If you want to attend, you can use the code SPEAK to get 50% off when you register! You’ll also get into DevOpsDays LA, Kubernetes Community Day, and Ceph Days SoCal.
Logoff
We’re back from our cottage in Belgium vacation. It was nice!
Rick Rubin said on Joe Rogan: "I don't think that knowing anything helps. I don't think there is anything to know." Its at the 2:12 mark.
I can relate heavily to Rachel Stephens - I've settled on saving articles on Instapaper and then never reading them. My archive is impressive - even if not ever read.

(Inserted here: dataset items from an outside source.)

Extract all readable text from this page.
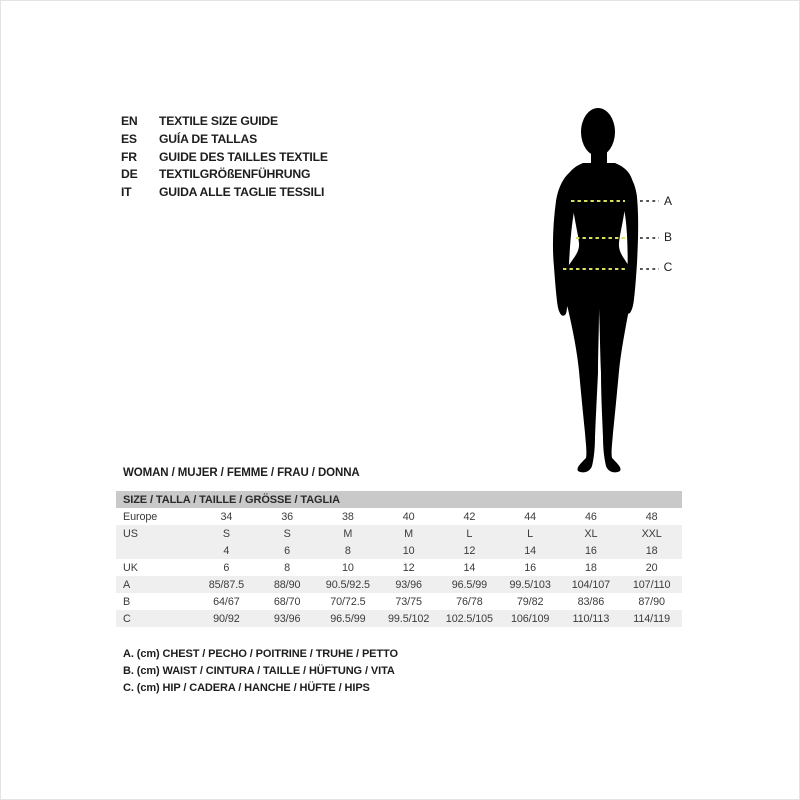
EN	TEXTILE SIZE GUIDE
ES	GUÍA DE TALLAS
FR	GUIDE DES TAILLES TEXTILE
DE	TEXTILGRÖßENFÜHRUNG
IT	GUIDA ALLE TAGLIE TESSILI
A
B
C
WOMAN / MUJER / FEMME / FRAU / DONNA
SIZE / TALLA / TAILLE / GRÖSSE / TAGLIA								
Europe	34	36	38	40	42	44	46	48
US	S	S	M	M	L	L	XL	XXL
	4	6	8	10	12	14	16	18
UK	6	8	10	12	14	16	18	20
A	85/87.5	88/90	90.5/92.5	93/96	96.5/99	99.5/103	104/107	107/110
B	64/67	68/70	70/72.5	73/75	76/78	79/82	83/86	87/90
C	90/92	93/96	96.5/99	99.5/102	102.5/105	106/109	110/113	114/119
A. (cm) CHEST / PECHO / POITRINE / TRUHE / PETTO
B. (cm) WAIST / CINTURA / TAILLE / HÜFTUNG / VITA
C. (cm) HIP / CADERA / HANCHE / HÜFTE / HIPS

Last night, I replaced my Dell XPS of 5 years with a Macbook that I picked up from BestBuy. I'm in my 50th year and have only now ventured into the closed-world-of-Apple. They finally got me.....but I put up quite a fight - only to relinquish to long battery life. In the end - what more is there than battery life? Its even more Maslow-ian than wifi.
Enjoy Pasadena - I lived there for 25 years before moving to Austin in 2020 - Pasadena is a beautiful city that is best in the winter when the mountains are clear and green and its just, just, just so beautiful.